LET’S TALK ABS
- ryan3478
- 14 minutes ago
- 1 min read
“Abs are made in the kitchen.”
Not true.
I agree that lower body fat is heavily influenced by your nutrition, yes, but your abdominal wall still needs to be trained like any other muscle group. Strength, definition, and injury prevention all come from consistent training.

FUNCTION:
Rectus abdominis – attaches from the hip to the bottom of the ribcage; causes flexion of the spine.
External oblique – starts at the lower portion of the 8 ribs, inserts into the hips; helps with lateral flexion.
Internal oblique – runs from the crest of the hip to the lower 4 ribs; supports rotation.
SPECIAL CONSIDERATIONS:
Because the quads also tie into the hips, it’s really easy to overuse them during ab exercises.

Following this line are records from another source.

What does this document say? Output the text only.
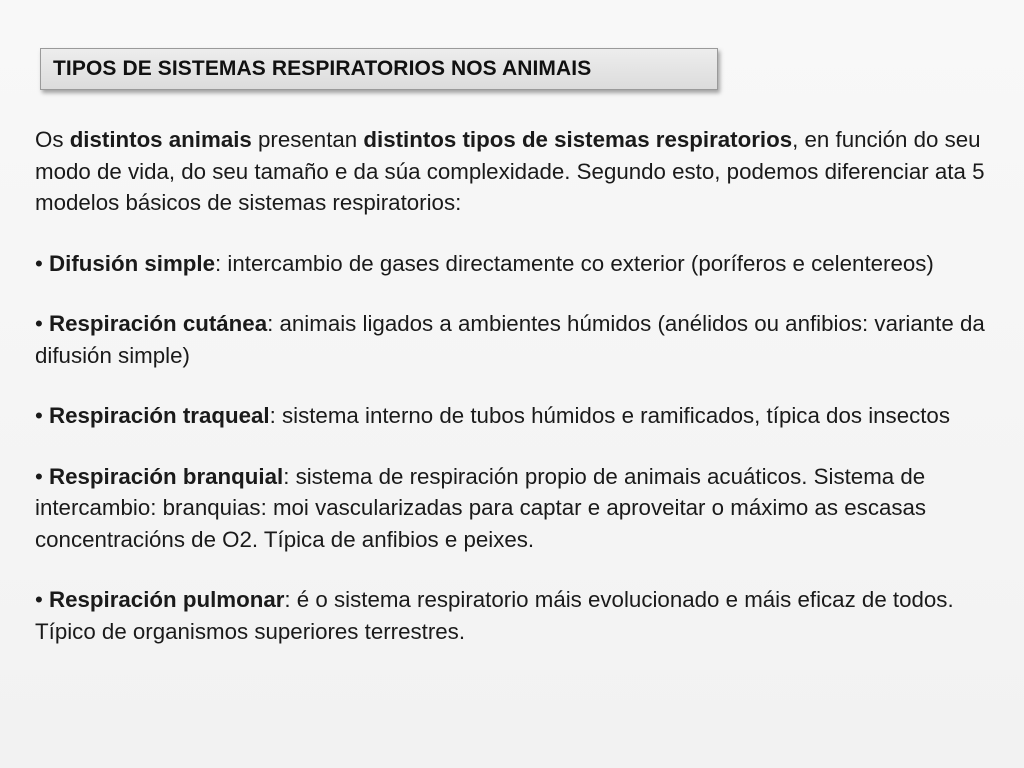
TIPOS DE SISTEMAS RESPIRATORIOS NOS ANIMAIS

Os distintos animais presentan distintos tipos de sistemas respiratorios, en función do seu modo de vida, do seu tamaño e da súa complexidade. Segundo esto, podemos diferenciar ata 5 modelos básicos de sistemas respiratorios:

• Difusión simple: intercambio de gases directamente co exterior (poríferos e celentereos)

• Respiración cutánea: animais ligados a ambientes húmidos (anélidos ou anfibios: variante da difusión simple)

• Respiración traqueal: sistema interno de tubos húmidos e ramificados, típica dos insectos

• Respiración branquial: sistema de respiración propio de animais acuáticos. Sistema de intercambio: branquias: moi vascularizadas para captar e aproveitar o máximo as escasas concentracións de O2. Típica de anfibios e peixes.

• Respiración pulmonar: é o sistema respiratorio máis evolucionado e máis eficaz de todos. Típico de organismos superiores terrestres.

Make sure to train all aspects of the core and allow for recovery.
Since the core supports the spine through multiple ranges of motion, train flexion, rotation, and rigidity.
SOME OF MY FAVORITE EXERCISES:
Flexion: Feet-up crunches, curl-up crunches, jackknife
Rotation: Russian twists, floor wipers, oblique tuck-ups, cable twists
Rigidity: Elbow plank, weighted plank, side plank

TIPS & TRICKS:
Don’t be afraid of adding resistance
Control momentum and avoid “leg cheating”
Keep tension and avoid arching your low back
Focus on your breathing
Of course, there are tons of options when it comes to ab training. Be intentional, write things down, review regularly, and have different levels of accountability to maintain consistency and progress.